Obviously, it’s the believers who are smarter. Anyone who thinks otherwise is mentally ill.
And I mean that literally: the evidence today implies that atheism is a form of mental illness…
Therefore, being an atheist – lacking the vital faculty of faith – should be seen as an affliction, and a tragic deficiency: something akin to blindness. Which makes Richard Dawkins the intellectual equivalent of an amputee, furiously waving his stumps in the air, boasting that he has no hands.
Dunno if it’s fair to lump everyone in the same group like that. There may be many reasons for not having faith. Someone might have lost theirs, for example, like Mel Gibson’s character in Signs.
But of course on the Internet, in the is-not-is-too debates, the atheist is — for the most part — one of those kids who “still knows everything.” They have yet to learn how much they still have to learn, and they’ve “figured out” that the God stuff is a bunch of nonsense. Based on what? That’s the point where the conversations get really awkward.
I believe in the spurious relationship, myself. The lack of belief is, in some ways, a cause; but in most ways, it is an effect of a lurker variable, the many other effects of which show up in the form of what the article rattles off. The decreased health, the higher blood pressure, the weaker immune system, the shorter lifespan. The lurker variable is passive narcissism, the kind called out in one of those Things I Know:
174. Being an atheist; maintaining a distinction between right and wrong; respecting the viewpoints of others. You may have two of those. Max.
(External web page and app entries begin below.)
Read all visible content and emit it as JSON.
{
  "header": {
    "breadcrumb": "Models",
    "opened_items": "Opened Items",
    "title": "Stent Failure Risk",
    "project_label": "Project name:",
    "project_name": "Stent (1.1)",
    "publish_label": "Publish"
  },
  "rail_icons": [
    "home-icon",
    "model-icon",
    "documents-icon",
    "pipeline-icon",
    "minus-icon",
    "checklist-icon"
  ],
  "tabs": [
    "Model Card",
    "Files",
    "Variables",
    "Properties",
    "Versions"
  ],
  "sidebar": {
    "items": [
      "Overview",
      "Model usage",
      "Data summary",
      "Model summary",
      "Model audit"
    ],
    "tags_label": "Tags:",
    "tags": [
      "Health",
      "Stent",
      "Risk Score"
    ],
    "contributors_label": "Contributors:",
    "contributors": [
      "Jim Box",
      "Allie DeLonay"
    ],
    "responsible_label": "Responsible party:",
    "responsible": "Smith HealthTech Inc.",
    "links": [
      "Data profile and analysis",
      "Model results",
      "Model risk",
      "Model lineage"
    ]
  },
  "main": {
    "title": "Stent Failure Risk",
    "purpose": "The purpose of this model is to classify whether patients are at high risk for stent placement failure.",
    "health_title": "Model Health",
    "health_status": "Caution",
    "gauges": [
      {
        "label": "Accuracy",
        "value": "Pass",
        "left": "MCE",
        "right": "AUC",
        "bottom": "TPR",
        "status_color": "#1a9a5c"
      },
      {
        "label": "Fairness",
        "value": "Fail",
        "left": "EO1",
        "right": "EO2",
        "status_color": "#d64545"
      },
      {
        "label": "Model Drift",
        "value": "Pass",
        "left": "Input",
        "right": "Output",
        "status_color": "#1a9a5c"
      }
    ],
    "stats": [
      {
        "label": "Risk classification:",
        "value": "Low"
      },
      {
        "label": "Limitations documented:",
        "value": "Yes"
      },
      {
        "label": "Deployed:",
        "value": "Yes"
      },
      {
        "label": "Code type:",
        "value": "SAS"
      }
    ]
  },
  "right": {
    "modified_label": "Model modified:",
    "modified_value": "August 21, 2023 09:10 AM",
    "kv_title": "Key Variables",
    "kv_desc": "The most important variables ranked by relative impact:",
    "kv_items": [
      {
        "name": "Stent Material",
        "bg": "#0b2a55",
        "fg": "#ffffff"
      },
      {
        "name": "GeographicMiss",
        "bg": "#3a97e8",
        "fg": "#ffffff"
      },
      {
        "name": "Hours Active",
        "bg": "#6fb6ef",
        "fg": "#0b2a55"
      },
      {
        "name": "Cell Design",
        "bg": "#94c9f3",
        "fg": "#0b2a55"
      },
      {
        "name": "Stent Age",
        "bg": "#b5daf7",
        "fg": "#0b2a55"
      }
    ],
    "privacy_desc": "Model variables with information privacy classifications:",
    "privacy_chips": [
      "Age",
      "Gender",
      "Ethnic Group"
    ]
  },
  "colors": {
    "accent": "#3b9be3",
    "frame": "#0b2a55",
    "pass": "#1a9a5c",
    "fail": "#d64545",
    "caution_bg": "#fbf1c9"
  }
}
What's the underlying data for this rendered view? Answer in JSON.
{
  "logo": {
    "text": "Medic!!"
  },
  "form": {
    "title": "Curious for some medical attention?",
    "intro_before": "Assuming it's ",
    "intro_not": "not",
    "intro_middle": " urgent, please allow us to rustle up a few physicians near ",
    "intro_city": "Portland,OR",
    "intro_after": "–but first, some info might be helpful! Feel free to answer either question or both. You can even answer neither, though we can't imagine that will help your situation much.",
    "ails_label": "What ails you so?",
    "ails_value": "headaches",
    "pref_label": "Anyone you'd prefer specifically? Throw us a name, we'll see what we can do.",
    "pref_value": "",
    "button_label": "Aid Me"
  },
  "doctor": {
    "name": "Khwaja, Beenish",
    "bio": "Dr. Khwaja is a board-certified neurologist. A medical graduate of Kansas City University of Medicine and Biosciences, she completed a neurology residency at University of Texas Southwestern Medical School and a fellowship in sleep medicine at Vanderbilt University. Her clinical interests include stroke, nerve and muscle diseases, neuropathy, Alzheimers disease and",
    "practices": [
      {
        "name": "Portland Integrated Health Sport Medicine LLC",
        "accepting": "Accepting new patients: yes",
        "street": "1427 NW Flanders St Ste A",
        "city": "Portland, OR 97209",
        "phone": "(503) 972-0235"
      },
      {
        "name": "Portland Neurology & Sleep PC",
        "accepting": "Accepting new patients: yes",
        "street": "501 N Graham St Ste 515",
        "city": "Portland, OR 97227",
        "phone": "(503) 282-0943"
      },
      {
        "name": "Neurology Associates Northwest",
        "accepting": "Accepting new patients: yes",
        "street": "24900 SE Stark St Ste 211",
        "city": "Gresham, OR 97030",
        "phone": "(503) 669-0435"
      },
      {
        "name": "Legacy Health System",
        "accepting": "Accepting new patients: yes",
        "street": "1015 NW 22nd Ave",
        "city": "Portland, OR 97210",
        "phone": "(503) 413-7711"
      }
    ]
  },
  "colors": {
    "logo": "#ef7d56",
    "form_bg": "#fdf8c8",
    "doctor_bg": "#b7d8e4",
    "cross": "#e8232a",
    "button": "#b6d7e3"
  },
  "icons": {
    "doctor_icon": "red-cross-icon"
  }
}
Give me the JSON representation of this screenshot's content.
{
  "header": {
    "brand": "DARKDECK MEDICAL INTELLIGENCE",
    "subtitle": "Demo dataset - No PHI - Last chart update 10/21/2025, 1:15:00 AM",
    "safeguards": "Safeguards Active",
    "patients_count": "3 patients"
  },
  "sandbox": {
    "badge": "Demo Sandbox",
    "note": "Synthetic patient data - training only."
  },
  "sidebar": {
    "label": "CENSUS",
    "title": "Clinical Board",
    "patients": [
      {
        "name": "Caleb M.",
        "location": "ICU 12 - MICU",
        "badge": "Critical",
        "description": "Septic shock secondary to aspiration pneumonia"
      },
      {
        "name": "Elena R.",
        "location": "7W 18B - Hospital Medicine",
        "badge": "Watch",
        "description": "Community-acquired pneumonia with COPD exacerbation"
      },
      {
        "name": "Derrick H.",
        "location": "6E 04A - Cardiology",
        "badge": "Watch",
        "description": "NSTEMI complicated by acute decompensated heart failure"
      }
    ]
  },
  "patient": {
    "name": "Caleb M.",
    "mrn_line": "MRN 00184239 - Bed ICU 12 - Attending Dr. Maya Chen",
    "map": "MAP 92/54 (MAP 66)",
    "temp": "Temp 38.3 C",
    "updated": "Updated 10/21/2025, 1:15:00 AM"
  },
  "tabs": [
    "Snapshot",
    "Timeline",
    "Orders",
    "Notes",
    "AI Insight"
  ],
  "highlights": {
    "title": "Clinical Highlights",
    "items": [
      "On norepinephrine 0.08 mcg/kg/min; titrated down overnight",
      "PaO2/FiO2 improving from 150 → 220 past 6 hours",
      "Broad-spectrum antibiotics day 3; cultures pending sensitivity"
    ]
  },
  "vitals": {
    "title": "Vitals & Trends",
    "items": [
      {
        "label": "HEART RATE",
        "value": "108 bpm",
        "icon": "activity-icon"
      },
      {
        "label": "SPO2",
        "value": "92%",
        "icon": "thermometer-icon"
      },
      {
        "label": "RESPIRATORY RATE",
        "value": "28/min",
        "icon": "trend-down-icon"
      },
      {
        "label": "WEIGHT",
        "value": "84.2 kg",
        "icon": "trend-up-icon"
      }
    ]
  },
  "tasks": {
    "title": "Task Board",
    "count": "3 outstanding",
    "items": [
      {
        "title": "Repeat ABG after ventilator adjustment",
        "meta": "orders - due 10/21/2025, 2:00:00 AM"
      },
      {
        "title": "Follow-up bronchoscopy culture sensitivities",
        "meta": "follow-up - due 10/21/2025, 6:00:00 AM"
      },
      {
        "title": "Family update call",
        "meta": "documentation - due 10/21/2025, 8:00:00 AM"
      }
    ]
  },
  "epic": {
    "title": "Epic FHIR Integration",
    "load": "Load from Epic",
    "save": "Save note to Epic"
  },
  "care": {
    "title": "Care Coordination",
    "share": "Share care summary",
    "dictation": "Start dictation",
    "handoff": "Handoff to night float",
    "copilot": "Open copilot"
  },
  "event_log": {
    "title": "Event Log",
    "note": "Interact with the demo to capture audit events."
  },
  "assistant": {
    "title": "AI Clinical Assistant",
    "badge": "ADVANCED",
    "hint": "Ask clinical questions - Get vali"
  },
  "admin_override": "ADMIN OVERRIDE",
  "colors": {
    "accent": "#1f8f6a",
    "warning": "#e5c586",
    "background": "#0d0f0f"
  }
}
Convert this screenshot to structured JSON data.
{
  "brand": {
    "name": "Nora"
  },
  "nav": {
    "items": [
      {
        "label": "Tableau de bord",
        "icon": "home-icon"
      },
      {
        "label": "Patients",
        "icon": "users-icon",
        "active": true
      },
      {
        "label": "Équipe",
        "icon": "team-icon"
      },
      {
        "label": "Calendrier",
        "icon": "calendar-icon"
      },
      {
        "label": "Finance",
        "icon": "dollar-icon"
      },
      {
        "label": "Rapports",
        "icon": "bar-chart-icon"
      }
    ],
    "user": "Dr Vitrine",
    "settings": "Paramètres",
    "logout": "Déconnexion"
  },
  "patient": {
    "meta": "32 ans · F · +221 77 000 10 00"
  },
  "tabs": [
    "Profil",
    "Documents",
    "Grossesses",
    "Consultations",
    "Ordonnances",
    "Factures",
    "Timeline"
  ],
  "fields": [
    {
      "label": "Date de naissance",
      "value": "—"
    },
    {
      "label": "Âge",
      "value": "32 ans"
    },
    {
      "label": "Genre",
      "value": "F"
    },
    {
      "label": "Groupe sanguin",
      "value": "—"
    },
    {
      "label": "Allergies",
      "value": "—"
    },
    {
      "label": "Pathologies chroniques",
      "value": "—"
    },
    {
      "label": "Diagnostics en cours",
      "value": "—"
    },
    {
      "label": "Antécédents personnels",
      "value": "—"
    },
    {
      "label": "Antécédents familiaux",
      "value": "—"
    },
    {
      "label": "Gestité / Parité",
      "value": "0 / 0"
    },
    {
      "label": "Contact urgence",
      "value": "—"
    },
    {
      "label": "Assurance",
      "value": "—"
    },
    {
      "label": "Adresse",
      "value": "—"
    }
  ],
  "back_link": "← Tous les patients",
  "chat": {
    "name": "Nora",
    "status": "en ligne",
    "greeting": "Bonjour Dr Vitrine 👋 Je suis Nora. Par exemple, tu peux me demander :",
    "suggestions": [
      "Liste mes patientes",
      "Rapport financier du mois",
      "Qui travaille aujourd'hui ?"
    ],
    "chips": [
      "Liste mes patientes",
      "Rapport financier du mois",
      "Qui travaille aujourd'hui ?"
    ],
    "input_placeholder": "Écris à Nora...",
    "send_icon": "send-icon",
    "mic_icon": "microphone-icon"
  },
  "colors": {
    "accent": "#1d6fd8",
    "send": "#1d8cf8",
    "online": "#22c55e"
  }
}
The problem is, of course, for you to maintain a distinction between right and wrong, you have to get one from somewhere. That much is just obvious. How can you “maintain” what is not there? And you have to maintain it, in order to stand up for it. What do you do when you see slavery? What do you do when you see someone mugging someone else? It’s all “nature,” so are you to intervene? And if so, then on what grounds? Protesting “it’s wrong” is easy; but why? What makes it different from a cheetah going after a gazelle, or a spider going after a fly? You may find some who will protest that those are wrong too, somehow, but I’m pretty sure nobody outside the looney bin is going to counsel toward intervening in all of them.
Well with atheism, if you want to produce this right-wrong contrast so you can act on it, you pretty much have to make it up. How else could it be done? And there, we come to the thorny part: What happens if another atheist disagrees? Can you simply agree-to-disagree? No, you can’t. It’s right/wrong stuff. Action is obligatory. So if the line is to be drawn, then how do we get our straightedge?
We must necessarily…and the irony is, atheists relish using the phrase that immediately follows, to put down their believer brethren…shove our morals down someone else’s throat. That is the only option left available. You can change your mind and believe in a Higher Power, you can refuse to intervene and thus become an accessory to crime through lack of action, or you can let the law be your guide and just follow instructions. None of those is as popular among atheists as the personal invention of right-and-wrong, followed by the thundering away about “that’s wrong”…usually along the lines of the abortion issue, sometimes with capital punishment and euthanasia. And, the intervening. It makes me sad, and embarrassed by proxy, to see it happen. They work themselves into such a righteously indignant, frothy rage about the faithful shoving morals down throats — and, in the very next syllable, they do that very thing.